ISSN 1470-3947 (print) | ISSN 1479-6848 (online)

Endocrine Abstracts (2019) 65 P49 | DOI: 10.1530/endoabs.65.P49

An interesting case of acute hypoadrenalism following an intervention to treat bleeding splenic artery pseudoaneurysm by thrombin injection

Tala Balafshan, Dushyant Sharma, Pallavi Hegde & Tejpal Purewal

Royal Liverpool University Hospital, Liverpool, UK

Background: Evidence shows relative adrenal insufficiency is one of the complications known to be associated with major procedures such as cardiopulmonary bypass surgery or critical illness. This is the first case we are presenting someone with acute hypoadrenalism following post thrombin injection to treat pheudoaneurysms.

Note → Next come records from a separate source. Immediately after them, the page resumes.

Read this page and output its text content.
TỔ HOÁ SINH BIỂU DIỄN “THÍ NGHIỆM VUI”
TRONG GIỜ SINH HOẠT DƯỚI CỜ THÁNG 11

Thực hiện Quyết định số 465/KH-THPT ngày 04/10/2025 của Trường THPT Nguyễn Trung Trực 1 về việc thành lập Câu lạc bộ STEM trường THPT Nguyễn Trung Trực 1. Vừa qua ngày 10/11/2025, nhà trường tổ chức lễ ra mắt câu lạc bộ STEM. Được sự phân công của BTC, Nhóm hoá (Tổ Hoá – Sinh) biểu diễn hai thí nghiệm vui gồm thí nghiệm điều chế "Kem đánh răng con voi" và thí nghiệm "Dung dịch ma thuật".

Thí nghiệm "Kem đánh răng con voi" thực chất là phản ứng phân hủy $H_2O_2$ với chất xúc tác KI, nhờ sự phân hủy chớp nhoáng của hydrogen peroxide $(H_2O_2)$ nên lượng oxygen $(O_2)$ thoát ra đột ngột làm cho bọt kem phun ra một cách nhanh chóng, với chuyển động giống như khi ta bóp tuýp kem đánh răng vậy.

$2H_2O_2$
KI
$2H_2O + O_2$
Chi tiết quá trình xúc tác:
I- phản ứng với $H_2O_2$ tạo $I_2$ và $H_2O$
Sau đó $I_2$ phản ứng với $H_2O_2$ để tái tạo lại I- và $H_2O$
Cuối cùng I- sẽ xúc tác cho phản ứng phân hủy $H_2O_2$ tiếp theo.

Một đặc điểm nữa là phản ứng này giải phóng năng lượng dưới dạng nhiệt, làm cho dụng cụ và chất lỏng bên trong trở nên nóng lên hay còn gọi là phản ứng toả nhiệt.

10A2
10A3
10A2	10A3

Case: We present an interesting case of 55 years old man with known decompensated alcoholic liver disease with oesophageal varices, portal hypertension and chronic pancreatitis, admitted with haematemesis and melena, initially requiring resuscitation with intravenous fluids, terlipressin, blood transfusions and tranexamic acid. Gastroscopy showed hypertensive gastropathy. CT angiography was organised for ongoing haemetemesis which confirmed the increase in the size of his known pseudoaneurysm in the distal part of the splenic artery from 14 to 28 mm, compressing the posterior wall of stomach. This was treated by interventional radiology team with percutaneous CT guided thrombin injection in to the splenic artery pseudoaneurysm. Immediately post procedure he became haemodynamically unstable with hypotension, hypoglycaemia and his sodium dropped initially to 124 and then to 111 mmol/l just within 24 h requiring hypertonic saline to treat the acute hyponatremia. He was managed on intensive care for haemodynamic instability. With morning cortisol of 88 mmol/mol he was commenced on hydrocortisone following which he showed dramatic improvement. He had normal pituitary profile and normal adrenal and pituitary imaging. He had an uneventful recovery and was discharged home on regular hydrocortisone replacement and subsequent assessment showed recovery of hypothalamic- pituitary and adrenal axis and he was weaned off steroids eventually.

Conclusion: Complication of acute hypoadrenalism following major interventional procedures is uncommon. Ischaemia related to prolonged hypotension or the acute vascular spasm is some of the reasons hypothesised. This is the first case report of hypoadrenalism following thrombin injection to treat pseudoaneurysm.